The fairly large size of the smallest AF square, would make it difficult to position the AF point accurately on small "non-eye" subject elements.

The AF speed looks to be pretty slow in the video, and will be even slower with long focal length glass. The system may be fast, but the lenses can't keep up.

The EVF, at 3.69K, is simply too coarse to visually judge sharpness of fine details in fur, feathers, insect scales etc. A 5.76K EVF wouldn't have added hugely to the cost.

The lenses, compared to FF equivalents, are simply too large and heavy to be carried around all day, especially the longer focal lengths.

Those points aside, it's superbly designed, and it will be a fantastic tool for people who like to work slowly and methodically, and tend to use short focal lengths.

@entoman, my GFX 50R has the same screen resolution. I have no trouble at all getting very precise focus. I used to use focus peaking as an aid, and still do occasionally, but in most situations I can now tell at a glance when it's in focus.

One quirk that people often miss is that you only get the highest level of magnification when you're shooting RAW if you also shoot largest JPEG. It's a very minor pain to have to delete all the JPEGs before import, but worth it to get that extra magnification.

Link | Posted on Jan 29, 2021 at 23:58 UTC
In reply to:

QuarryCat: For me the real fault of the Fuji GFX System:
It is no square format.
No need to turn a square camera.
4:3 is good but 1:1 would have been better for photos (not for Video).
Today it is much easier to crop to the right demension and show it in the viewfinder.
And it would be fantastic to see Pentax with mirrorless medium format...
Wishful thinking...

So why not set your GFX camera to shoot 1:1... What am I missing?

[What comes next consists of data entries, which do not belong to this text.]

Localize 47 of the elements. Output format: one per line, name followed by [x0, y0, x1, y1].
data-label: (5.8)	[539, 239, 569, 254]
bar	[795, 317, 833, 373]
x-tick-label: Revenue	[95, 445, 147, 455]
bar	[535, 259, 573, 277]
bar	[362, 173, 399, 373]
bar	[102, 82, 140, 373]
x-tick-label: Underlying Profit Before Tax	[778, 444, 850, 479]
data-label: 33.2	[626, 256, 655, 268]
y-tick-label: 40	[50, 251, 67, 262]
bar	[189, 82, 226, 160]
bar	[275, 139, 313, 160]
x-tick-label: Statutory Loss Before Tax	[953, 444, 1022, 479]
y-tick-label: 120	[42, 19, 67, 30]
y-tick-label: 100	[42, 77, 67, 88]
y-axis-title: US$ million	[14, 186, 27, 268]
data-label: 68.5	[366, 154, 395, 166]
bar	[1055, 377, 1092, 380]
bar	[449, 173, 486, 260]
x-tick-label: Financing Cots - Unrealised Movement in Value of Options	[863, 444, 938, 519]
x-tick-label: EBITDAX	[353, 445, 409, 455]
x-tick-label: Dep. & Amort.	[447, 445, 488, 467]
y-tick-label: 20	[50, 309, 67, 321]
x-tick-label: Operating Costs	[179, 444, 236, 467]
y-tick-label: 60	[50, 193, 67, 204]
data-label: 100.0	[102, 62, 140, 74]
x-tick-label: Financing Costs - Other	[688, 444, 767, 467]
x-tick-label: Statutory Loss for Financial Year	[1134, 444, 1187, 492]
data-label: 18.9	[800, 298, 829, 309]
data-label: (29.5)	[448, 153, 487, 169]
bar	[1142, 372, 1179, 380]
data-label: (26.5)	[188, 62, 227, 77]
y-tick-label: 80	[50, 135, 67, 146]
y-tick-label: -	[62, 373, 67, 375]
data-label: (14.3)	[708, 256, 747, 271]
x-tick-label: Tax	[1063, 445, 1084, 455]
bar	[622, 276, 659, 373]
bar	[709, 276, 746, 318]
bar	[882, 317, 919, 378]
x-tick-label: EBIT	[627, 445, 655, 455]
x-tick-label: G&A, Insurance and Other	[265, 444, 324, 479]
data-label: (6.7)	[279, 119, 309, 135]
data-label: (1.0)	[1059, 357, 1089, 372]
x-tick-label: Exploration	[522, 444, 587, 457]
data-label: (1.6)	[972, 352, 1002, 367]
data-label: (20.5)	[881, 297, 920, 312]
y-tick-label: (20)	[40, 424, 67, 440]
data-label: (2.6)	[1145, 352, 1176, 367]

You see 1:1 in the viewfinder/LCD, you compose precisely for 1:1, and when you bring the RAF into Lightroom (or whatever), it's pre-cropped to your 1:1 aspect ratio. It's true that the the full 4:3 RAF is lurking in the background. Is that your issue?

Link | Posted on Jan 29, 2021 at 23:49 UTC
On article Fujifilm GFX 100S initial review (582 comments in total)
In reply to:

pascal b: @Richard Butler:
Still not the mention of the 6:7 aspect ratio... (despite my mail some days ago).

Indeed. However, if you like composing for the aspect ratio you want to use (which is how I work), you can choose a different aspect ratio in the 50R, like 6x7, and that's what you see when you're shooting. Fuji then tags the RAF with that aspect ratio so when you open it in a program like Lightroom, it's "pre-cropped" to 6x7 or whatever you used. The whole 4:3 RAF is still there of course, and you can undo the pre-crop with a click.

If you're shooting JPEG, it's cropped to the chosen aspect ratio and that's that.

Link | Posted on Jan 28, 2021 at 13:31 UTC
On article Fujifilm GFX 100S initial review (582 comments in total)
In reply to:

pascal b: @Richard Butler:
Still not the mention of the 6:7 aspect ratio... (despite my mail some days ago).

Can you clarify what your concern is? The 50R has that aspect ratio available. Is it missing from the 100S? Or are you excited to discover it there too?